An in-depth look at Lambert Equestrian Team


Used with permission from Lambert Equestrian Team

The Equestrian Team during a show at Willis Park on October 2nd. The Longhorns will be hosting their own riding competition at this same location in January.

“It’s not like anything else that other athletes would do. Riders, we depend on usually a one-ton animal between our calves to keep us safe and to make sure we don’t go flying headfirst into a fence.”

Junior Lauren Aubin, has always had a love for horses. “My mom used to show for Western style and so she has always loved horses. I have baby photos of me sitting with her on saddles. She used to work at Otwell Middle School and they had a riding club, so the middle schoolers did some smaller events and I would come along. One time at the shows they had what was called a “pee-wee” course, I was around six at the time, and I got to ride around with my mom holding the horse; we got first place.

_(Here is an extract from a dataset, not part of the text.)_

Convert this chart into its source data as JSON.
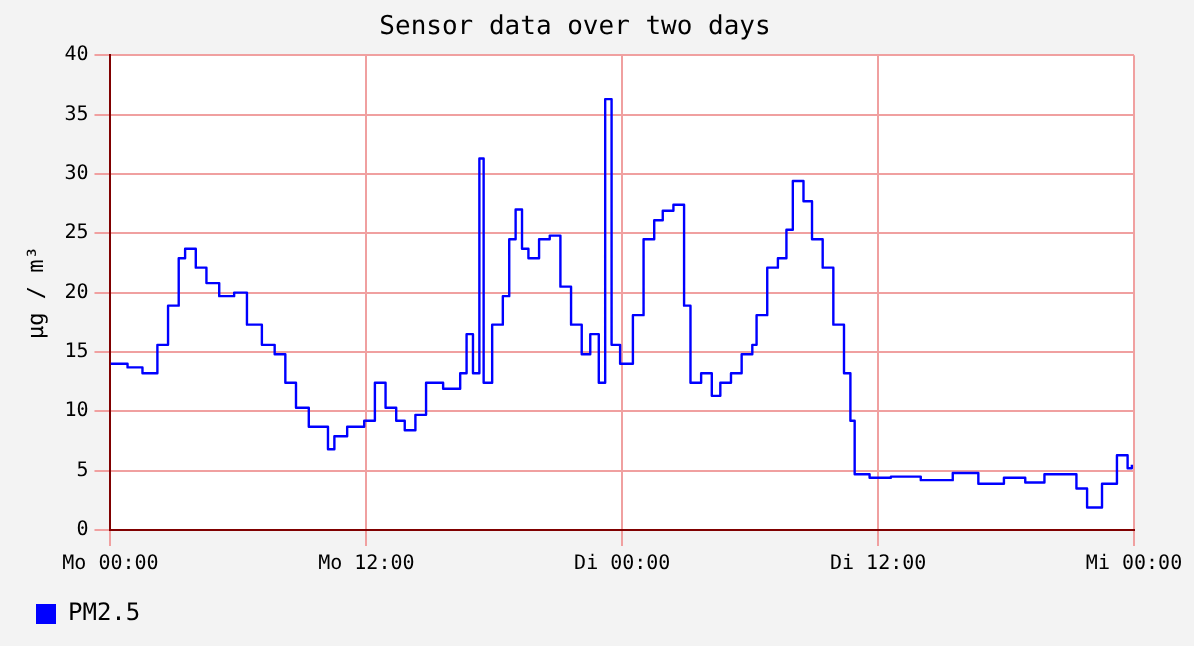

It was just a participation thing, but I didn’t know, so I loved that.”
Approximately a decade later, she is one of the 15 elite members of the Lambert Equestrian Team, a group of students dedicated to perfecting their skills as riders. As one rider, Bhargavi Tiruchinapalli, puts it, Equestrian Team “is a rewarding experience not only because you find a way to channel your energy but you make new, lasting friendships”.

With weekly practices and roughly one to two shows every month, the riders of the Equestrian Team are definitely kept busy. According to Senior Team Captain Madi Casey, some equestrians on the team even ride nearly every day in order to perfect their skills. Needless to say, being a rider is no easy task. Aubin describes her typical day of practice as walking, trotting, and cantering with the horse. “There are different things we have to do with each part of that and it’s actually really hard. It doesn’t sound that hard, but it is”.

The team has been more selective this year in its members and the “competitive members represent riders that have shown hard work and dedication, as well as riding ability, and an ability to compete under pressure” Casey says. Due to the selective and small nature of the team, relationships between teammates flourish. “It’s really tight knit” says Aubin. “We all know each other very well… everyone in the team has their own responsibilities and relies on one another”.

Along with the relationship developed among teammates, the relationships developed with the horses is just as important to some riders. “The best part is ultimately the horses, and being able to share a love of horses with a group of peers” Casey says.
“I love working with horses because in a barn environment you find a way to relieve stress.” Tiruchinapalli adds. Unlike other sports that typically rely on some sort of ball, riders on the Equestrian Team are able to develop strong bonds with their animal. However, working with another animal can sometimes be dangerous task. Aubin recounts a time while riding in which her horse spooked. “I went headfirst into a fence and got a concussion”. To protect from accidents such as this, helmets worn by riders have been tested to withstand 60 mile-per-hour impacts. Despite this, the team still treats each and every horse exceptionally well. As Casey says, “We treat every horse we have at our barn, and the ones we lease for shows, like they are our own personal horses”.

Through all of this, the goal of Lambert Equestrian Team is officially “to provide recognition of the Equestrian athlete and to give them an opportunity to achieve that recognition in a fair, positive, and educational environment”. Casey’s personal goal is to have the riders “grow in confidence and love for the sport” and also become a more competitive team as a whole. Proving from the positive results of the most recent competition at Tulip Pond during the last weekend of October, the team is well on its way to achieving both of these.